Why high resolution displays are the wrong idea
I’ve written before about why high-resolution displays are fundamentally barking up the wrong tree, but with Samsung talking up 11K displays, it’s time to return to the topic. First and foremost, every pixel in a mobile display requires power to operate. When you ramp up the pixel counts, you increase the amount of power required to operate the panel, while simultaneously decreasing the amount of light that can pass through the tiny gaps in the display and actually reach the end-user.
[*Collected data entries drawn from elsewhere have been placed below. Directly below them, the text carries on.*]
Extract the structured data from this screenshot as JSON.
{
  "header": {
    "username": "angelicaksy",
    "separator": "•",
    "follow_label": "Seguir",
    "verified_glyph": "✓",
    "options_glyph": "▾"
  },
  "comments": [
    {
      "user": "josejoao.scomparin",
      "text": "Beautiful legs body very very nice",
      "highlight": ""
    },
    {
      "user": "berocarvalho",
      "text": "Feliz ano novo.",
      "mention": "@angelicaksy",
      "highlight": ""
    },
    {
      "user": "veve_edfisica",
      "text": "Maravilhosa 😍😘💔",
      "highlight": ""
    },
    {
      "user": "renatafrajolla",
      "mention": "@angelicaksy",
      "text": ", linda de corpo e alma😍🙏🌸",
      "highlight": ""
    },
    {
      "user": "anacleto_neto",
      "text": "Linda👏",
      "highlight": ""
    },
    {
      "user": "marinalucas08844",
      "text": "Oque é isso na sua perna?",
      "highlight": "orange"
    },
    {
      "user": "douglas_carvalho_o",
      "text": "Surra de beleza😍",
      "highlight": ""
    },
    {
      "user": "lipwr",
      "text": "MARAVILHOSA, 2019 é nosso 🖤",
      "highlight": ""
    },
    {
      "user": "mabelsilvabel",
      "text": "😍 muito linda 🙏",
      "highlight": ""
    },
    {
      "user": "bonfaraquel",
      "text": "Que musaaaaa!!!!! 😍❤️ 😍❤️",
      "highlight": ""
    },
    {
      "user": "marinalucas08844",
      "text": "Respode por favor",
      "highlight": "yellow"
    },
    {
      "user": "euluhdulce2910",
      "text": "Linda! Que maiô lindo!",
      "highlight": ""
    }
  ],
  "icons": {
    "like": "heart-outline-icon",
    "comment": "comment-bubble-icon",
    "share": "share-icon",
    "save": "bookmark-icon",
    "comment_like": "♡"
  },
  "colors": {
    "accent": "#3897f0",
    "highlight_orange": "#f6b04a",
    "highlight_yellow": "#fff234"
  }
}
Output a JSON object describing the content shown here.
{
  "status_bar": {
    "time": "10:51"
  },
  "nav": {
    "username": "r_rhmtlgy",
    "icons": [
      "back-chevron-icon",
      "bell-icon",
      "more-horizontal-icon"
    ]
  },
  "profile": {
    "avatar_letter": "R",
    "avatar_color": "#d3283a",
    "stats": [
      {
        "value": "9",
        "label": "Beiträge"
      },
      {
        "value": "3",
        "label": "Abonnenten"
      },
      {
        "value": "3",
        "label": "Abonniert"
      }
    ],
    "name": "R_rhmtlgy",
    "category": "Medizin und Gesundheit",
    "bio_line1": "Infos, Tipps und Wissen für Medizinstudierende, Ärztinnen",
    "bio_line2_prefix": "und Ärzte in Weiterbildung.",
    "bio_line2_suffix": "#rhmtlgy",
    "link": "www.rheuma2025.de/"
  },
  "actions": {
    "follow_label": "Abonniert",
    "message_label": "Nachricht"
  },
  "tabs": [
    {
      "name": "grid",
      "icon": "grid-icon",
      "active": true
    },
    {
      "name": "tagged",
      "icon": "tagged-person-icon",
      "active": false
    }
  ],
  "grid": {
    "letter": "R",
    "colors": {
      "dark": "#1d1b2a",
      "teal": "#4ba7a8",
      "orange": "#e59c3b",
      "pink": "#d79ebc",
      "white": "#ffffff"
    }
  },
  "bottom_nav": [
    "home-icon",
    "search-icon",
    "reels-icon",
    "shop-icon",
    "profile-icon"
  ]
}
Companies have continued to innovate around these problems, to be sure, but an 11K display would pack approximately 9.25x more pixels than a current 4K panel. In order to keep power draw constant compared to 4K, we’d have to reduce total panel power consumption by roughly 90% from present levels. That’s going to be extremely difficult, particularly when you consider the need for GPU technology that can actually drive the panel.
Modern high-end GPUs from AMD and Nvidia can drive 4K above 30 FPS with system power consumption of 280-350W and hundreds of GB per second worth of memory bandwidth. While Wide I/O should be available by the time Samsung hopes to debut its technology, keep in mind that 11K is more than 9x the pixels of 4K, and driving 4K successfully requires the most expensive GPUs you can buy today. A 74-megapixel display on a 5-inch device would need far more GPU firepower than we can build into desktops or can reasonably expect to build into desktops. Keep in mind that since the absolute best human visual acuity tops out around 690 PPI, we’re still talking about PPI densities that no one can actually see.
There are other, better ways to improve visual quality. Higher-quality color reproduction. Better wireless standards that allow for less image compression. Redesigned display standards that consume less power and allow for longer viewing, or better, more even backlighting — all of these options would improve what people see when they reach for a smartphone or tablet. And they’re all a better idea that shoving pixel density out the point where you literally need better-than-human vision to see differences.